Saturday, September 2, 2017
We're getting worse at testing
A common theme of what many testers (me included) want to talk about is the negative impacts of automation. I'm at a point where I've definitely come to terms with the idea that automation is a good thing. I've grown to see that my old fight against it was a reason for failing and work hard, most of the time, to work against my natural instinct giving test automation time and focus it needs to become great. Time to fight is time away from improving. And I know that I can help improve it, significantly.
One of the ways this revelations of mine shows is that within the organizer group of European Testing Conference, we have decided not to accept anti-automation talks. We all know it has limits and negatives. But we want our focus to be on finding ways around the problems, practical solutions, insights and ways forward.
One of the calls with four proposals included a talk that I felt belonged in the category we wouldn't feel like giving stage to, yet the even short discussion with Jan-Jaap Cannegieter was inspiring. He introduced me to a book by Nicholas Carr called Glass Cage and it's core message of how automation is making us more stupid, forgetting how to do the things without automation.
I work with a team highly divided on our focus on automation. And a regular discussion with the person focused on testing through automation is on *how are we testing this*. The discussion as such is not the interesting part, but the pattern of how that discussion goes. The reliance on code to see what it does, the inability to talk on level of concepts or even remember what has been covered on high level without looking at the code is evident. The same question asked on ones with exploration approach starts with areas, features and only last details that could or could not be documented.
It would seem tempting to say that automation is making us stupid. It would feel tempting to say it reduces our ability to see our testing, and to explain our testing conceptually, while adding to ability to cover our asses showing the exact detail of what is covered that I personally find the least relevant.
Jan-Jaap made a point of us forgetting with the extensive focus on automation how to talk about coverage and test techniques. Yet, I just few days ago had a fascinating and insightful discussion on someone else submitting on Test-Driven Development, giving insightful examples of how TDD has made them test with several positive tests and cover more ground of the actual solution domain.
So have we forgotten what it is to test? Where do the new generation of automation first testers learn that? Clearly many of them haven't, and get very easily fooled by opportunity cost of doing the best thing possible only in the automation context optimizing for long-term.

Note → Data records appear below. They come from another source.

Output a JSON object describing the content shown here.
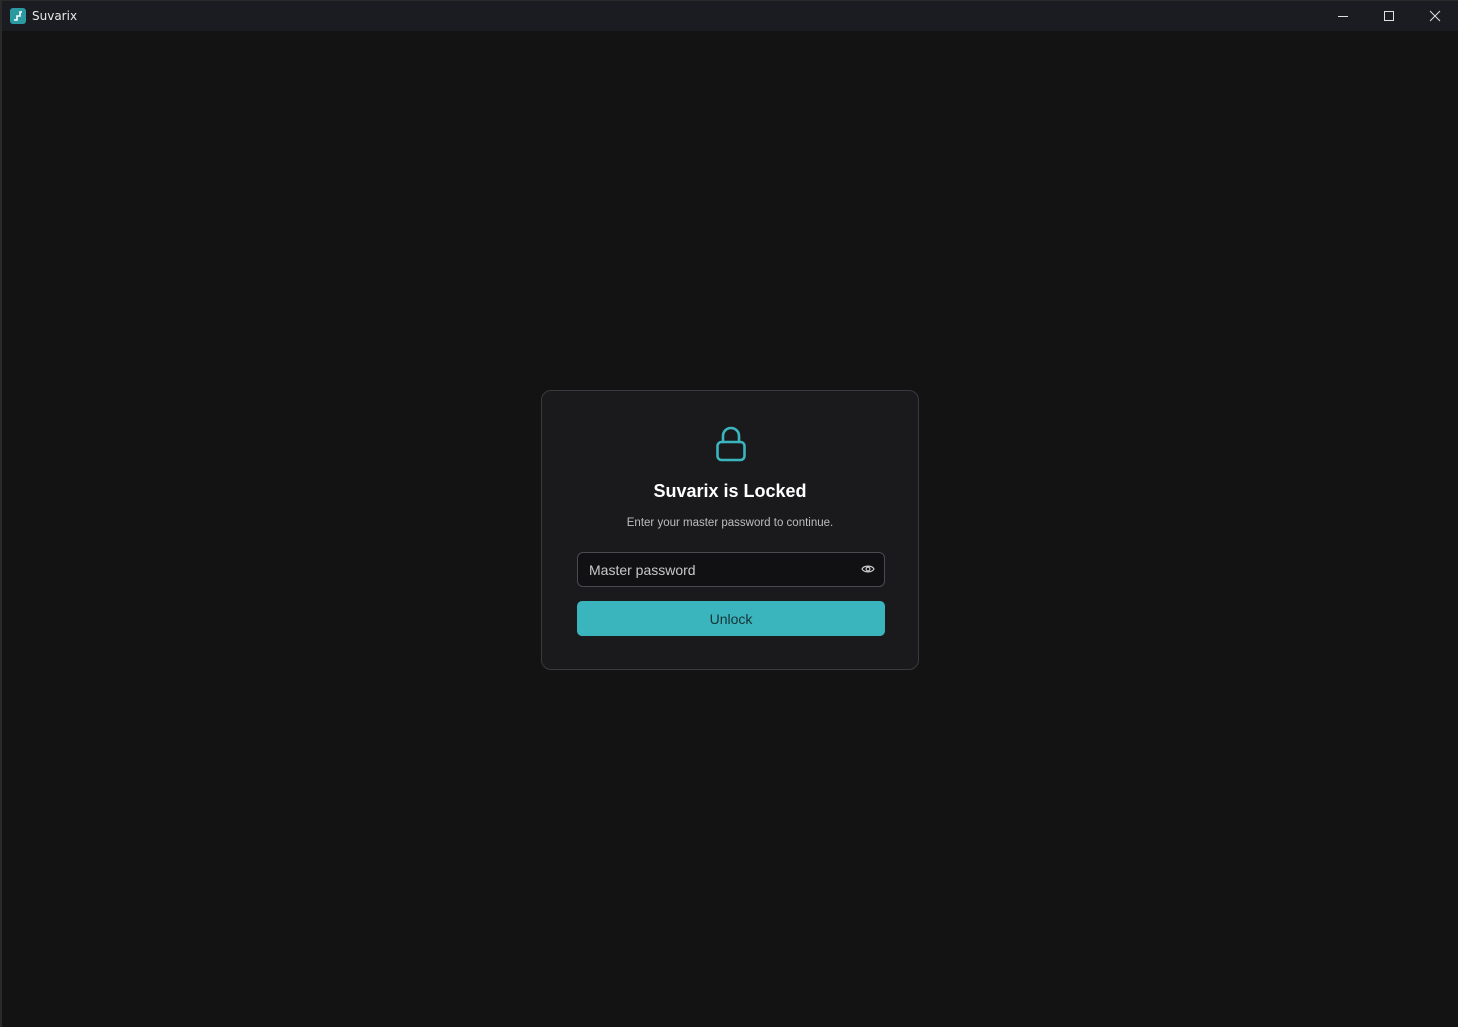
{
  "window": {
    "title": "Suvarix",
    "app_icon": "app-logo-icon",
    "controls": [
      "minimize-icon",
      "maximize-icon",
      "close-icon"
    ]
  },
  "lock_screen": {
    "icon": "lock-icon",
    "title": "Suvarix is Locked",
    "subtitle": "Enter your master password to continue.",
    "password_placeholder": "Master password",
    "password_value": "",
    "toggle_icon": "eye-icon",
    "unlock_label": "Unlock"
  },
  "colors": {
    "accent": "#3ab5bd",
    "background": "#131313",
    "card": "#1a1a1d",
    "titlebar": "#1b1c22"
  }
}
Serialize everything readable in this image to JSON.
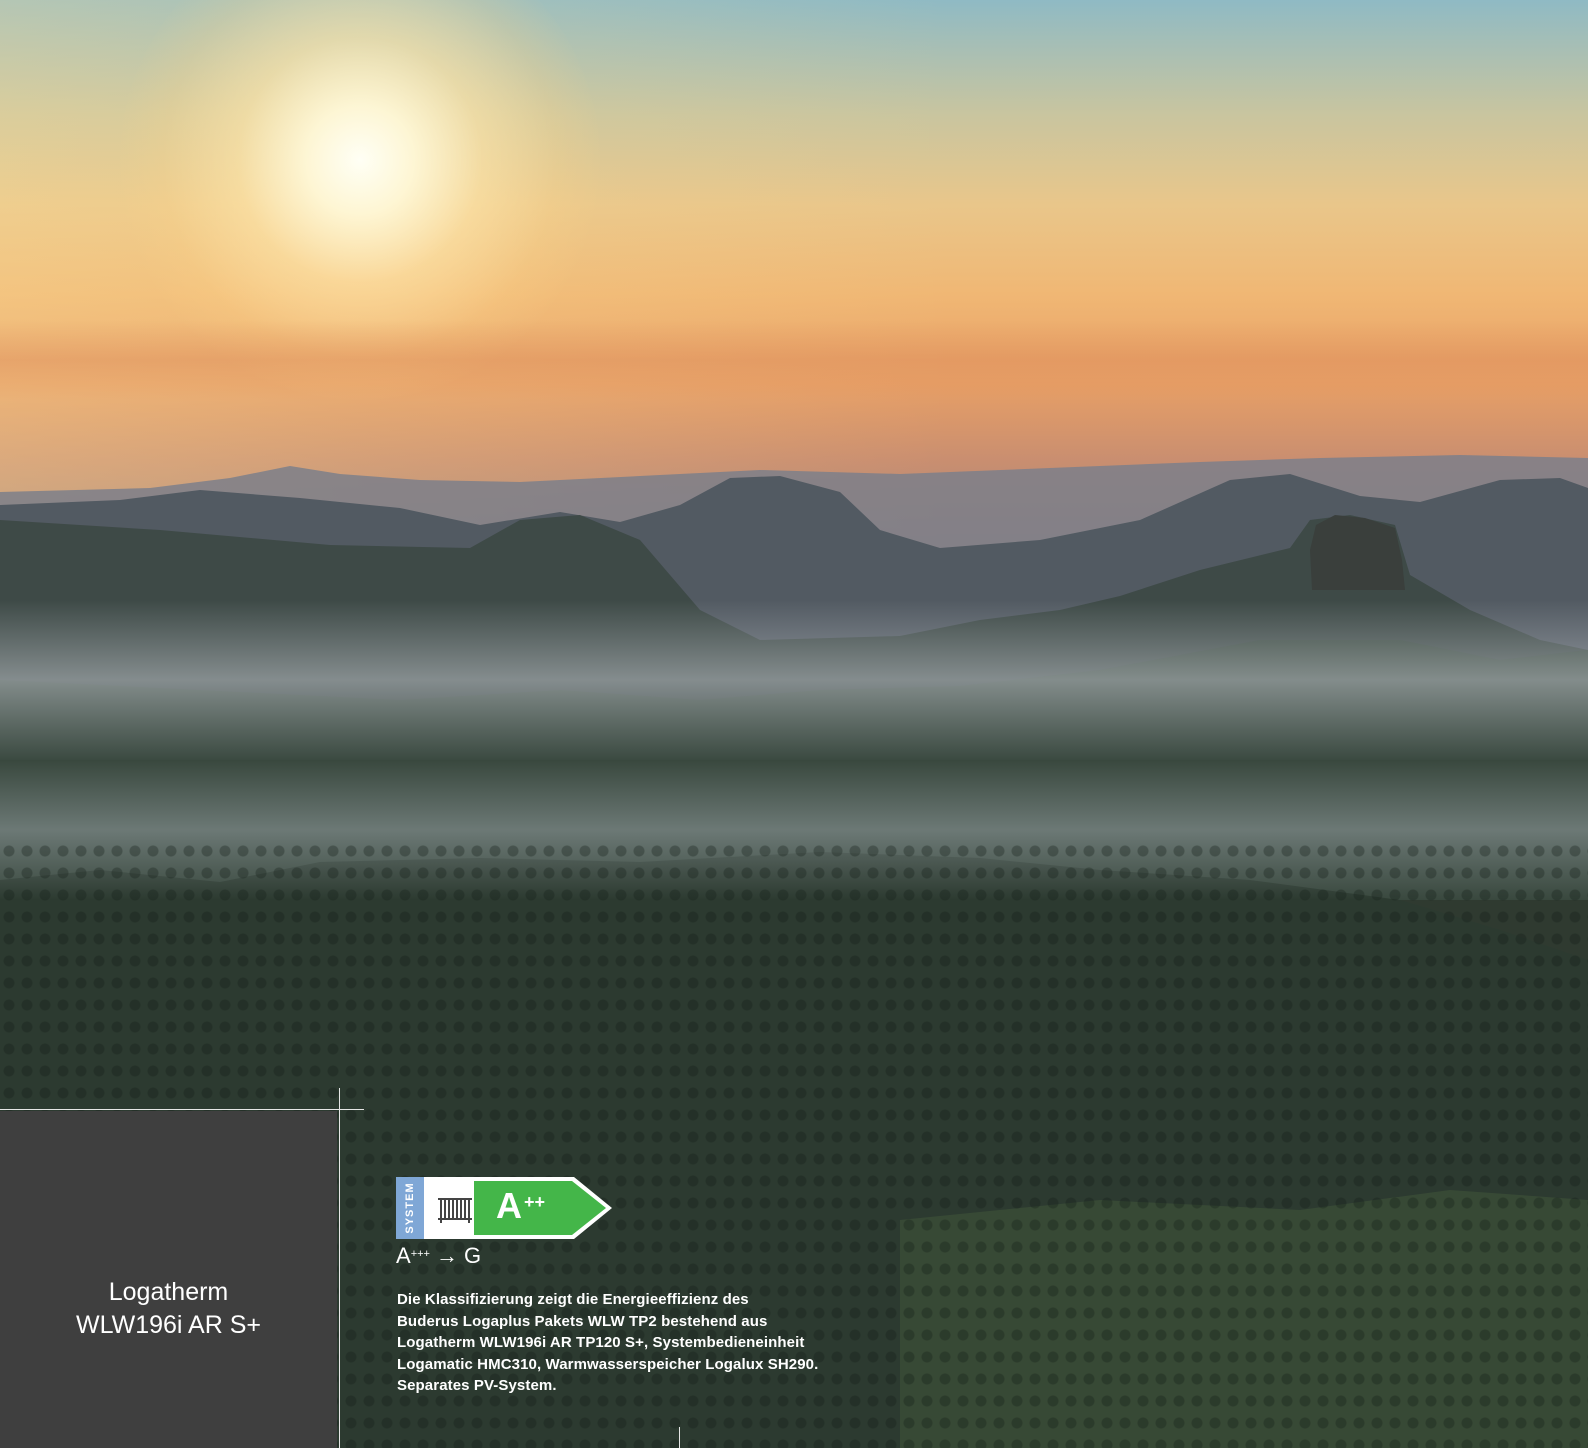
{
  "product": {
    "title_line1": "Logatherm",
    "title_line2": "WLW196i AR S+"
  },
  "energy_label": {
    "system_tag": "SYSTEM",
    "icon": "radiator-icon",
    "class": "A",
    "class_superscript": "++",
    "scale_start": "A",
    "scale_start_superscript": "+++",
    "scale_arrow": "→",
    "scale_end": "G",
    "colors": {
      "system_blue": "#7fa7d6",
      "class_green": "#44b649",
      "border_white": "#ffffff"
    }
  },
  "description": {
    "line1": "Die Klassifizierung zeigt die Energieeffizienz des",
    "line2": "Buderus Logaplus Pakets WLW TP2 bestehend aus",
    "line3": "Logatherm WLW196i AR TP120 S+, Systembedieneinheit",
    "line4": "Logamatic HMC310, Warmwasserspeicher Logalux SH290.",
    "line5": "Separates PV-System."
  },
  "colors": {
    "panel": "#3f3f3f",
    "text": "#ffffff"
  }
}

Then again, looking at the 120 submitters and 200 topics proposed for European Testing Conference. Not a single one on a practical use of a test technique to analyze a problem for coverage. Not a single one teaching how you test. We found some hidden in the talks of process and company experience, but not on the active submissions.
Perhaps the problem isn't automation. Perhaps it's the way we talk of testing - as in not talk of it. With a few notable differences.
Share more of how you test. That is valuable and interesting. It's not automation that makes us worse at testing, it'd our choice of letting the automation (and the programming problem of it) to take all focus and stopping our talk around the domain: how do we test.
My hope with automation is on the programmers who no longer need to use their learning power on the details of scripting, solving (through learning) the higher level problems of domain. But every day, I feel less inclined to believe in the tester-turned-automators. They need to amp up learning in a balanced way to restore my faith.